# Atlas tiller



## Denver (Mar 30, 2020)

I just acquired an Atlas tiller. Could I get some info on the tiller? The tiller runs, but have to rebuild the carb. ,and clean the fuel tank. Also what size belt! It is only forward till. I will take better picks tomorrow. I took these to order parts. What year did Atlas equipment start? A friend gave it to me, for fixing another tiller for him. Thanks for any info.


----------



## pogobill (Jan 31, 2012)

There sure isn't much information out there on these things. I do believe that they were absorbed by MTD though.


----------



## Denver (Mar 30, 2020)

From what I have found mine is a 1975? Atlas is still around but went other venue from what I gather. Thanks for the reply.


----------



## pogobill (Jan 31, 2012)

Denver said:


> From what I have found mine is a 1975? Atlas is still around but went other venue from what I gather. Thanks for the reply.


While searching for info, I did see some videos and photos of the Atlas Tiller, one was actually a 1975 model, I believe.


----------



## Denver (Mar 30, 2020)

pogobill said:


> While searching for info, I did see some videos and photos of the Atlas Tiller, one was actually a 1975 model, I believe.

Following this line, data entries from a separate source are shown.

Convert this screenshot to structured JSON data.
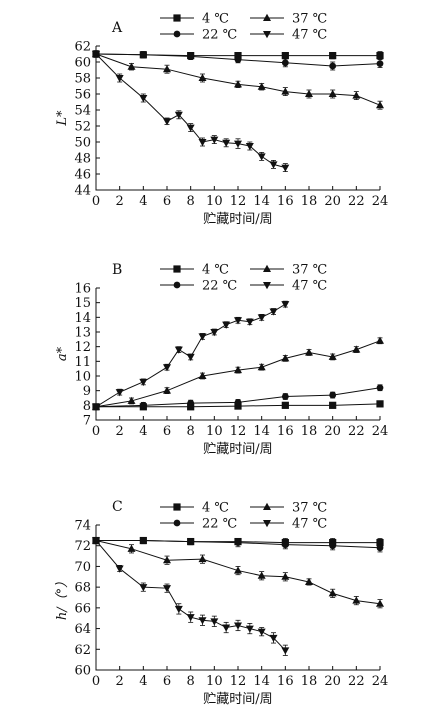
{
  "chart_data": [
    {
      "type": "line",
      "panel": "A",
      "ylabel": "L*",
      "xlabel": "贮藏时间/周",
      "xlim": [
        0,
        24
      ],
      "ylim": [
        44,
        62
      ],
      "xticks": [
        0,
        2,
        4,
        6,
        8,
        10,
        12,
        14,
        16,
        18,
        20,
        22,
        24
      ],
      "yticks": [
        44,
        46,
        48,
        50,
        52,
        54,
        56,
        58,
        60,
        62
      ],
      "legend": [
        "4 ℃",
        "37 ℃",
        "22 ℃",
        "47 ℃"
      ],
      "series": [
        {
          "name": "4 ℃",
          "marker": "square",
          "x": [
            0,
            4,
            8,
            12,
            16,
            20,
            24
          ],
          "y": [
            61.0,
            60.9,
            60.8,
            60.8,
            60.8,
            60.8,
            60.8
          ],
          "err": [
            0.4,
            0.4,
            0.4,
            0.4,
            0.4,
            0.4,
            0.5
          ]
        },
        {
          "name": "22 ℃",
          "marker": "circle",
          "x": [
            0,
            4,
            8,
            12,
            16,
            20,
            24
          ],
          "y": [
            61.0,
            60.9,
            60.7,
            60.3,
            59.9,
            59.5,
            59.8
          ],
          "err": [
            0.4,
            0.4,
            0.4,
            0.4,
            0.5,
            0.5,
            0.5
          ]
        },
        {
          "name": "37 ℃",
          "marker": "triangle",
          "x": [
            0,
            3,
            6,
            9,
            12,
            14,
            16,
            18,
            20,
            22,
            24
          ],
          "y": [
            61.0,
            59.4,
            59.1,
            58.0,
            57.2,
            56.9,
            56.3,
            56.0,
            56.0,
            55.8,
            54.6
          ],
          "err": [
            0.4,
            0.4,
            0.5,
            0.5,
            0.4,
            0.4,
            0.5,
            0.5,
            0.5,
            0.5,
            0.5
          ]
        },
        {
          "name": "47 ℃",
          "marker": "triangle-down",
          "x": [
            0,
            2,
            4,
            6,
            7,
            8,
            9,
            10,
            11,
            12,
            13,
            14,
            15,
            16
          ],
          "y": [
            61.0,
            58.0,
            55.5,
            52.6,
            53.4,
            51.8,
            50.0,
            50.3,
            49.9,
            49.8,
            49.5,
            48.2,
            47.2,
            46.8
          ],
          "err": [
            0.4,
            0.5,
            0.5,
            0.4,
            0.5,
            0.5,
            0.5,
            0.5,
            0.5,
            0.6,
            0.5,
            0.5,
            0.5,
            0.5
          ]
        }
      ]
    },
    {
      "type": "line",
      "panel": "B",
      "ylabel": "a*",
      "xlabel": "贮藏时间/周",
      "xlim": [
        0,
        24
      ],
      "ylim": [
        7,
        16
      ],
      "xticks": [
        0,
        2,
        4,
        6,
        8,
        10,
        12,
        14,
        16,
        18,
        20,
        22,
        24
      ],
      "yticks": [
        7,
        8,
        9,
        10,
        11,
        12,
        13,
        14,
        15,
        16
      ],
      "legend": [
        "4 ℃",
        "37 ℃",
        "22 ℃",
        "47 ℃"
      ],
      "series": [
        {
          "name": "4 ℃",
          "marker": "square",
          "x": [
            0,
            4,
            8,
            12,
            16,
            20,
            24
          ],
          "y": [
            7.9,
            7.9,
            7.9,
            7.95,
            8.0,
            8.0,
            8.1
          ],
          "err": [
            0.15,
            0.15,
            0.15,
            0.15,
            0.15,
            0.15,
            0.15
          ]
        },
        {
          "name": "22 ℃",
          "marker": "circle",
          "x": [
            0,
            4,
            8,
            12,
            16,
            20,
            24
          ],
          "y": [
            7.9,
            8.0,
            8.15,
            8.2,
            8.6,
            8.7,
            9.2
          ],
          "err": [
            0.15,
            0.2,
            0.2,
            0.2,
            0.2,
            0.2,
            0.2
          ]
        },
        {
          "name": "37 ℃",
          "marker": "triangle",
          "x": [
            0,
            3,
            6,
            9,
            12,
            14,
            16,
            18,
            20,
            22,
            24
          ],
          "y": [
            7.9,
            8.3,
            9.0,
            10.0,
            10.4,
            10.6,
            11.2,
            11.6,
            11.3,
            11.8,
            12.4
          ],
          "err": [
            0.15,
            0.2,
            0.2,
            0.2,
            0.2,
            0.2,
            0.2,
            0.2,
            0.2,
            0.2,
            0.2
          ]
        },
        {
          "name": "47 ℃",
          "marker": "triangle-down",
          "x": [
            0,
            2,
            4,
            6,
            7,
            8,
            9,
            10,
            11,
            12,
            13,
            14,
            15,
            16
          ],
          "y": [
            7.9,
            8.9,
            9.6,
            10.6,
            11.8,
            11.3,
            12.7,
            13.0,
            13.5,
            13.8,
            13.7,
            14.0,
            14.4,
            14.9
          ],
          "err": [
            0.15,
            0.2,
            0.2,
            0.2,
            0.2,
            0.2,
            0.2,
            0.2,
            0.2,
            0.2,
            0.2,
            0.2,
            0.2,
            0.2
          ]
        }
      ]
    },
    {
      "type": "line",
      "panel": "C",
      "ylabel": "h/（°）",
      "xlabel": "贮藏时间/周",
      "xlim": [
        0,
        24
      ],
      "ylim": [
        60,
        74
      ],
      "xticks": [
        0,
        2,
        4,
        6,
        8,
        10,
        12,
        14,
        16,
        18,
        20,
        22,
        24
      ],
      "yticks": [
        60,
        62,
        64,
        66,
        68,
        70,
        72,
        74
      ],
      "legend": [
        "4 ℃",
        "37 ℃",
        "22 ℃",
        "47 ℃"
      ],
      "series": [
        {
          "name": "4 ℃",
          "marker": "square",
          "x": [
            0,
            4,
            8,
            12,
            16,
            20,
            24
          ],
          "y": [
            72.5,
            72.5,
            72.4,
            72.4,
            72.3,
            72.3,
            72.3
          ],
          "err": [
            0.3,
            0.3,
            0.3,
            0.3,
            0.4,
            0.4,
            0.4
          ]
        },
        {
          "name": "22 ℃",
          "marker": "circle",
          "x": [
            0,
            4,
            8,
            12,
            16,
            20,
            24
          ],
          "y": [
            72.5,
            72.5,
            72.4,
            72.3,
            72.1,
            72.0,
            71.8
          ],
          "err": [
            0.3,
            0.3,
            0.3,
            0.4,
            0.4,
            0.4,
            0.4
          ]
        },
        {
          "name": "37 ℃",
          "marker": "triangle",
          "x": [
            0,
            3,
            6,
            9,
            12,
            14,
            16,
            18,
            20,
            22,
            24
          ],
          "y": [
            72.5,
            71.7,
            70.6,
            70.7,
            69.6,
            69.1,
            69.0,
            68.5,
            67.4,
            66.7,
            66.4
          ],
          "err": [
            0.3,
            0.4,
            0.4,
            0.4,
            0.4,
            0.4,
            0.4,
            0.3,
            0.4,
            0.4,
            0.4
          ]
        },
        {
          "name": "47 ℃",
          "marker": "triangle-down",
          "x": [
            0,
            2,
            4,
            6,
            7,
            8,
            9,
            10,
            11,
            12,
            13,
            14,
            15,
            16
          ],
          "y": [
            72.5,
            69.8,
            68.0,
            67.9,
            65.9,
            65.1,
            64.8,
            64.7,
            64.1,
            64.3,
            64.0,
            63.7,
            63.1,
            61.9
          ],
          "err": [
            0.3,
            0.3,
            0.4,
            0.4,
            0.5,
            0.5,
            0.5,
            0.5,
            0.5,
            0.5,
            0.5,
            0.4,
            0.5,
            0.5
          ]
        }
      ]
    }
  ]
}
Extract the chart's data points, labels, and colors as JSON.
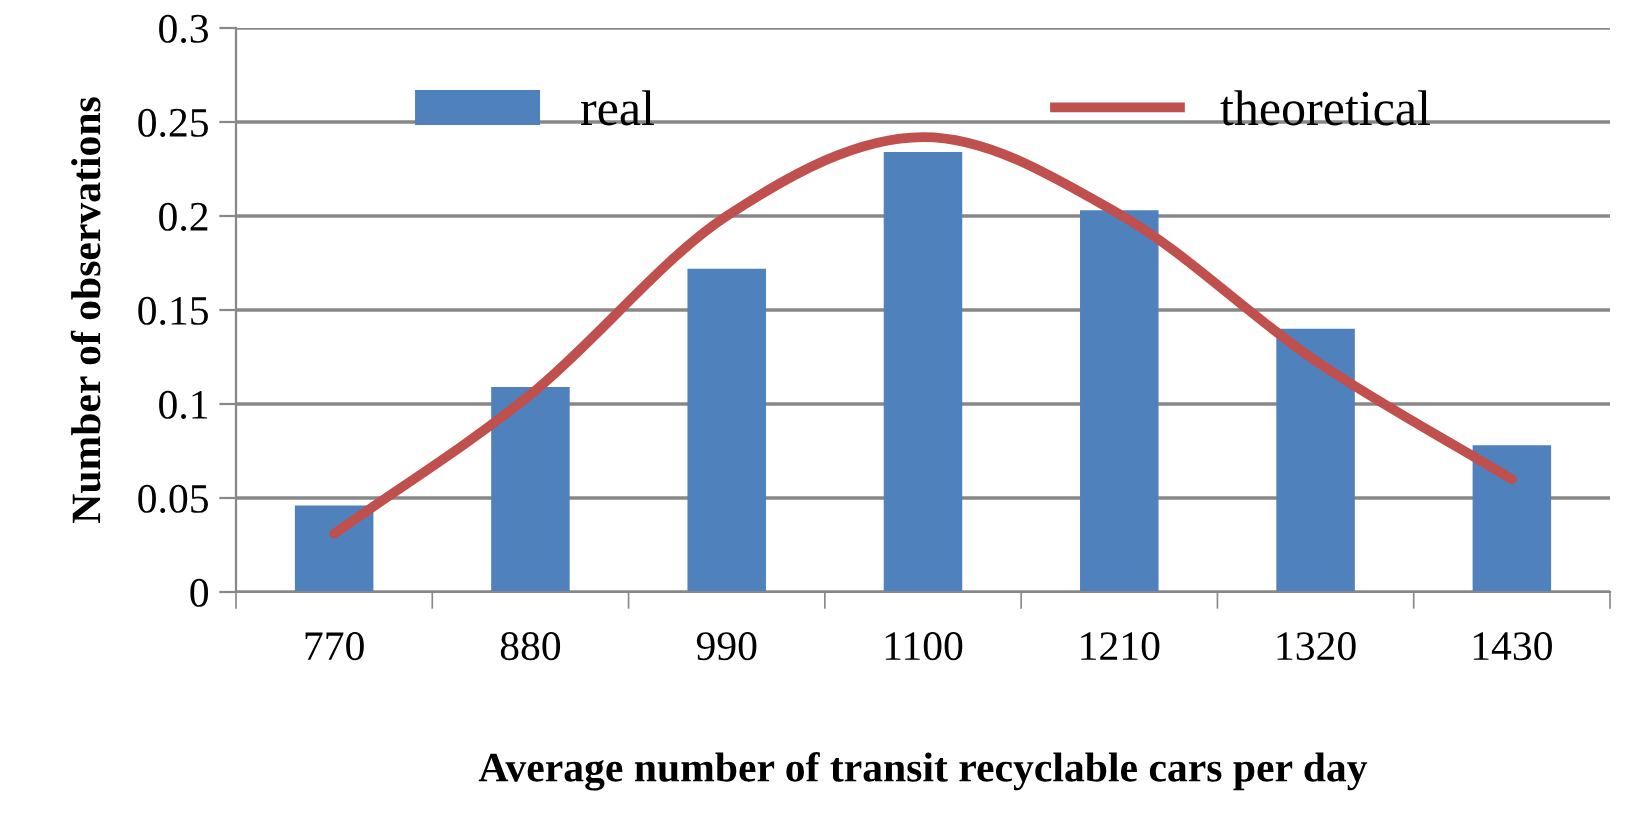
{
  "chart_data": {
    "type": "bar",
    "xlabel": "Average number of transit recyclable cars per day",
    "ylabel": "Number of observations",
    "categories": [
      "770",
      "880",
      "990",
      "1100",
      "1210",
      "1320",
      "1430"
    ],
    "series": [
      {
        "name": "real",
        "color": "#4f81bd",
        "values": [
          0.046,
          0.109,
          0.172,
          0.234,
          0.203,
          0.14,
          0.078
        ]
      },
      {
        "name": "theoretical",
        "type": "line",
        "color": "#c0504d",
        "values": [
          0.031,
          0.105,
          0.2,
          0.242,
          0.201,
          0.123,
          0.06
        ]
      }
    ],
    "ylim": [
      0,
      0.3
    ],
    "yticks": [
      0,
      0.05,
      0.1,
      0.15,
      0.2,
      0.25,
      0.3
    ],
    "grid": "y",
    "legend": "top",
    "line_style": "solid",
    "marker": "none"
  }
}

For a 45 year old tiller, it works great! Carb diaphragm blew out due to someone did not put ring, on the spring, tore diaphragm. Waiting on rebuild kit from Amazon. Also a new muffler. I’m going to turn muffler up. Original design put muffler right against the carb.


----------



## pogobill (Jan 31, 2012)

Make sure you get a soup can to cover the muffler to keep the water out!


----------